My daughter purchased a kiddie pool large enough to hold an adult sized raft. She sunbathes in the privacy of our yard (I already lectured her about sun damage) and it's less expensive than joining a country club.
But the reason I am writing about this pool is because sometimes the wind blows the cover off and it fills with leaves, dirt, twigs. I told her to let me know when it's time to change the water and I'd use it to water the veggie garden and plants.
Need to figure out a pump system because dragging that bucket back and forth is for the birds.
By Holly from Richardson, TX
Editor's Note: For pumping out the water, you could try using an aquarium siphon.
Hi, Holly --
Instead of bailing with a pail, you could create a siphon using a length of hose. Put all of the hose into the pool and make sure that the water fills it completely up. Cover one end with your hand so the water doesn't run back into the pool, and pull the other end out to the garden. ( Or -- you might be able to use a hose with a turn-off nozzle if you are careful to keep it turned off until you're ready to use it and make sure the open end stays in the pool.)
There will probably be 'science-nerds' (bless your hearts!) on our lists who can tweak this if my details aren't quite correct.
Let us know, 'K?
Nancy in Florida
JUST GO TO YOUR LOCAL HARDWARE STORE AND BUY A SUBMERGIBLE PUMP WITH HOSES AND PUMP OUT THE WATER FROM THE POOL RIGHT TO YOUR GARDEN.

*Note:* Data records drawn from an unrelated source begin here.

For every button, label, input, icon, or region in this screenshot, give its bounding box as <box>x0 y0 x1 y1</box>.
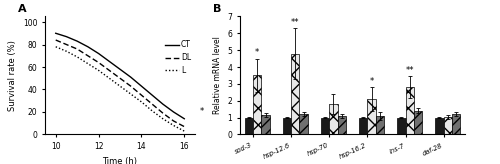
Bar <box>452 114 460 134</box>
Bar <box>414 111 422 134</box>
Text: *: * <box>200 107 204 116</box>
Legend: CT, DL, L: CT, DL, L <box>162 37 194 78</box>
Bar <box>329 104 338 134</box>
Bar <box>282 118 291 134</box>
Bar <box>397 118 406 134</box>
Text: **: ** <box>406 66 414 75</box>
Text: *: * <box>370 77 374 86</box>
Bar <box>291 53 300 134</box>
Text: *: * <box>255 48 260 57</box>
Bar <box>321 118 329 134</box>
Bar <box>300 114 308 134</box>
Y-axis label: Survival rate (%): Survival rate (%) <box>8 40 18 111</box>
Bar <box>444 117 452 134</box>
Bar <box>359 118 368 134</box>
X-axis label: Time (h): Time (h) <box>102 157 138 164</box>
Bar <box>368 99 376 134</box>
Bar <box>436 118 444 134</box>
Y-axis label: Relative mRNA level: Relative mRNA level <box>213 37 222 114</box>
Text: A: A <box>18 4 26 14</box>
Bar <box>244 118 253 134</box>
Text: **: ** <box>291 18 300 27</box>
Text: B: B <box>213 4 222 14</box>
Bar <box>262 115 270 134</box>
Bar <box>376 116 384 134</box>
Bar <box>253 75 262 134</box>
Bar <box>406 87 414 134</box>
Bar <box>338 116 346 134</box>
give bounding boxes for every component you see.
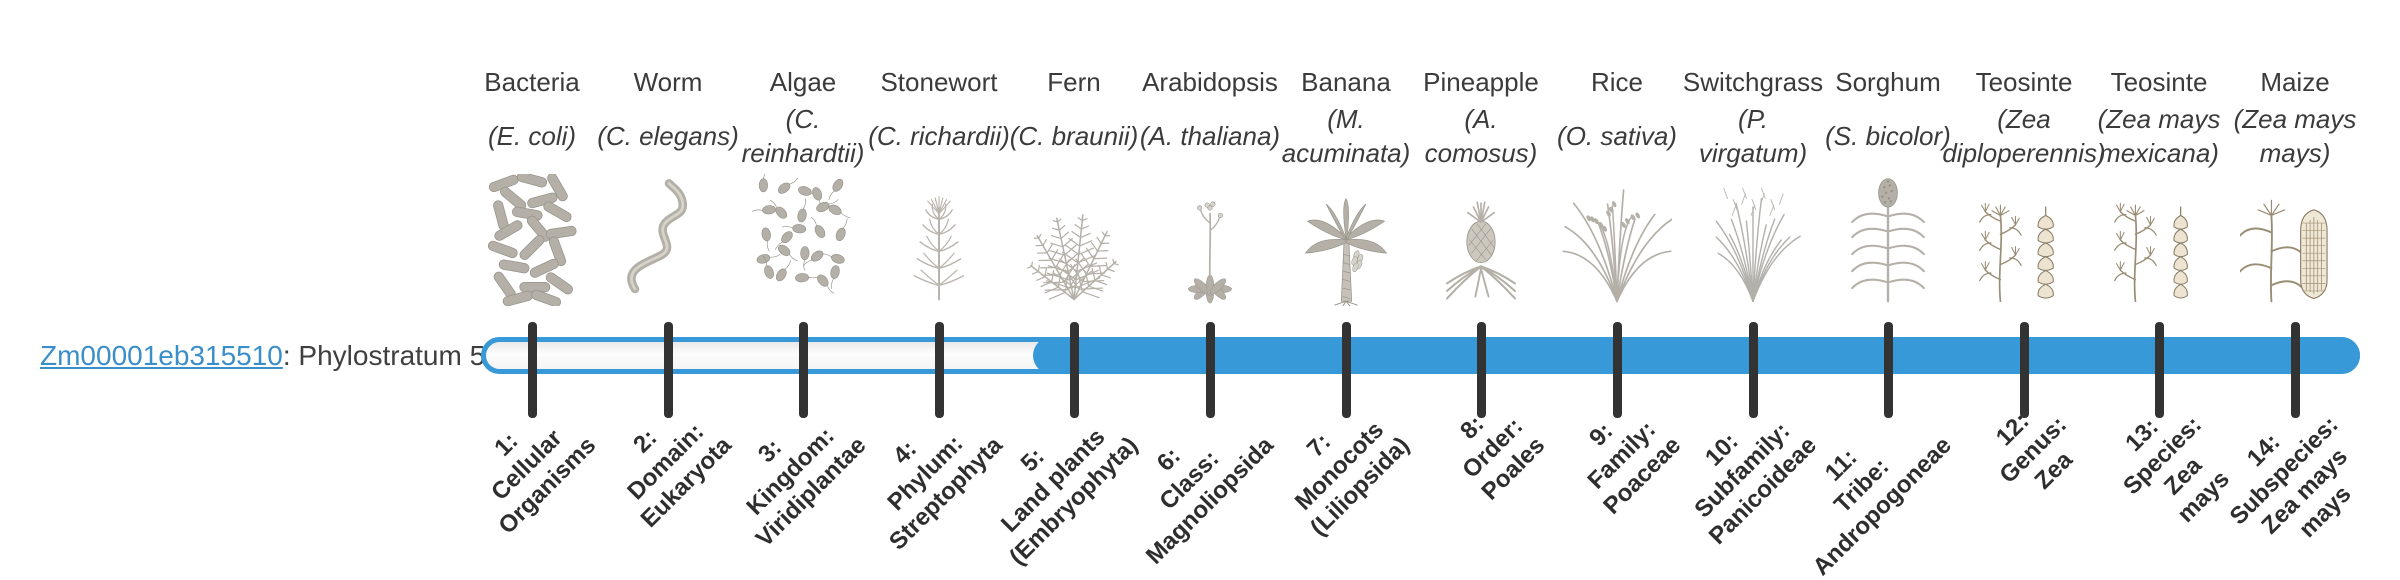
organism-name: Bacteria <box>484 67 580 97</box>
timeline-tick <box>2020 322 2029 418</box>
timeline-tick <box>2291 322 2300 418</box>
rank-label: 7: Monocots (Liliopsida) <box>1289 416 1415 542</box>
maize-icon <box>2240 170 2350 306</box>
organism-name: Teosinte <box>2110 67 2208 97</box>
timeline-fill <box>1033 337 2360 374</box>
timeline-tick <box>1206 322 1215 418</box>
scientific-name: (O. sativa) <box>1557 121 1677 151</box>
timeline-tick <box>1477 322 1486 418</box>
scientific-name: (M. acuminata) <box>1281 104 1411 168</box>
scientific-name: (S. bicolor) <box>1825 121 1951 151</box>
timeline-tick <box>1070 322 1079 418</box>
scientific-name: (Zea mays mexicana) <box>2097 104 2221 168</box>
organism-name: Arabidopsis <box>1142 67 1278 97</box>
banana-icon <box>1291 170 1401 306</box>
organism-name: Stonewort <box>880 67 998 97</box>
timeline-tick <box>799 322 808 418</box>
gene-label: Zm00001eb315510: Phylostratum 5 <box>40 339 485 373</box>
scientific-name: (C. elegans) <box>597 121 739 151</box>
rank-label: 14: Subspecies: Zea mays mays <box>2224 411 2357 544</box>
scientific-name: (Zea diploperennis) <box>1942 104 2106 168</box>
switchgrass-icon <box>1698 170 1808 306</box>
timeline-tick <box>2155 322 2164 418</box>
scientific-name: (C. reinhardtii) <box>741 104 865 168</box>
organism-name: Algae <box>769 67 837 97</box>
bacteria-icon <box>477 170 587 306</box>
organism-name: Maize <box>2260 67 2330 97</box>
scientific-name: (Zea mays mays) <box>2233 104 2357 168</box>
rank-label: 8: Order: Poales <box>1454 410 1550 506</box>
organism-name: Sorghum <box>1835 67 1941 97</box>
organism-name: Pineapple <box>1423 67 1539 97</box>
sorghum-icon <box>1833 170 1943 306</box>
stonewort-icon <box>884 170 994 306</box>
arabidopsis-icon <box>1155 170 1265 306</box>
organism-name: Teosinte <box>1975 67 2073 97</box>
rank-label: 3: Kingdom: Viridiplantae <box>741 422 872 553</box>
rank-label: 6: Class: Magnoliopsida <box>1140 431 1279 570</box>
timeline-tick <box>1613 322 1622 418</box>
scientific-name: (E. coli) <box>487 121 577 151</box>
organism-name: Banana <box>1301 67 1391 97</box>
worm-icon <box>613 170 723 306</box>
fern-icon <box>1019 170 1129 306</box>
timeline-tick <box>935 322 944 418</box>
rank-label: 12: Genus: Zea <box>1991 407 2079 495</box>
pineapple-icon <box>1426 170 1536 306</box>
organism-name: Switchgrass <box>1682 67 1824 97</box>
timeline-tick <box>1884 322 1893 418</box>
organism-name: Worm <box>633 67 703 97</box>
timeline-tick <box>1342 322 1351 418</box>
scientific-name: (C. richardii) <box>868 121 1010 151</box>
rank-label: 2: Domain: Eukaryota <box>622 418 737 533</box>
organism-name: Fern <box>1047 67 1101 97</box>
timeline-tick <box>664 322 673 418</box>
scientific-name: (A. thaliana) <box>1139 121 1281 151</box>
scientific-name: (A. comosus) <box>1424 104 1538 168</box>
rank-label: 11: Tribe: Andropogoneae <box>1807 431 1957 580</box>
rank-label: 1: Cellular Organisms <box>485 424 601 540</box>
organism-name: Rice <box>1590 67 1643 97</box>
scientific-name: (C. braunii) <box>1009 121 1139 151</box>
gene-phylostratum-text: : Phylostratum 5 <box>282 340 486 371</box>
timeline-tick <box>1749 322 1758 418</box>
timeline-tick <box>528 322 537 418</box>
rank-label: 9: Family: Poaceae <box>1582 415 1686 520</box>
teosinte-diploperennis-icon <box>1969 170 2079 306</box>
teosinte-mexicana-icon <box>2104 170 2214 306</box>
scientific-name: (P. virgatum) <box>1698 104 1808 168</box>
gene-link[interactable]: Zm00001eb315510 <box>40 340 283 371</box>
rice-icon <box>1562 170 1672 306</box>
algae-icon <box>748 170 858 306</box>
rank-label: 5: Land plants (Embryophyta) <box>995 423 1143 571</box>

You can also use the pools for growing veggies. This is the second year I've grown zucchini in kiddie pools and so far, the plants are thriving. They're especially good when the pool has holes in it. In fact, it's best with holes! I've added strawberries to the pool-grown garden this year. Found it on the side of the road and have made three tiers.
I would resort to a Siphon that one uses to get kerosene out of the can to put into the kerosene heater itself.
I am almost sure you could get a siphon at a propane dealer store or even WAlmart.
I am the world's biggest water recycler....BUT, I'd be more tempted ,with all the rainstorms in TX, to gaet a heavy-duty tarp and SAVE the POOL WaTER FOr
QUITE A WHILE. Did you know that YMCA's
and College pools are NEVER changed? At least that's what a few told me when I was doing research
on pool water testing as a young adult in my 30's!
They just keep chlorine in it and use a net to filter out any debris that might float out of the skimmer
basker. You should be able to save it for at least
a month? I'd use a heavy clear plastic tarp when not using it, and weight the four corners pulled snuggly down with small boulders/landscape rocks. That's
a LOT of water to have to tote, PERIOD, especially
with water restrictions in place during the Summer's in TX. If you have a special day to water, just let
the pool water be emptied on that day INTO THE YARD? You can haul a few watering cans to special pots or beds, right? Mosquitoes would be the bigger
concern right now, right? So, if you can have your
daughter to simply cover it each night, you'd save money/ labor on watering, and teach your child responsibility for the privilege of having a pool?
Remind her of all the billions of children around the
world that don't even have drinking water, much less
wimming/playing water? Or, have her to invite about four of her friends over to help tote the pool water AFTER swimming WITH her? Also, you could watch for an above ground pool filter system in the Greensheet being sold for peanuts because their pool got overused or became a headache? I sold one with a metal frame and motorized filtering system for $100. The liner had begun to get yucky at the water line, but the new folks didn't care. Good luck and God bless you both. : )
Actually, the cover is weighted down with large rocks and bricks, and the wind has been so vicious it swept the cover off a few times. But then, we've had some unusual weather lately.
I threatened to buy stakes and nail that cover into the ground.
Right now the pool is empty.
heyo a drill pump at the hardware store should be less than $10.00 and can be used by any cordless or corded drill.
I've enjoyed the many ways to change the water and water those plants from the pool.
Just one thing...plants do not like chlorine...so be sure your not using chlorine in that pool to water your plants. There are other ways to purify your pool water that are much safer...for the plants and you. Vinegar and peroxide work...don't know the formula..check with your local 'pool' people..they should know.
While your at it get a recycle or sump pump that should make 'watering the plants' a lot easier.
A large umbrella would make the sunbathing safer, but a timer might be the easiest way to control the situation.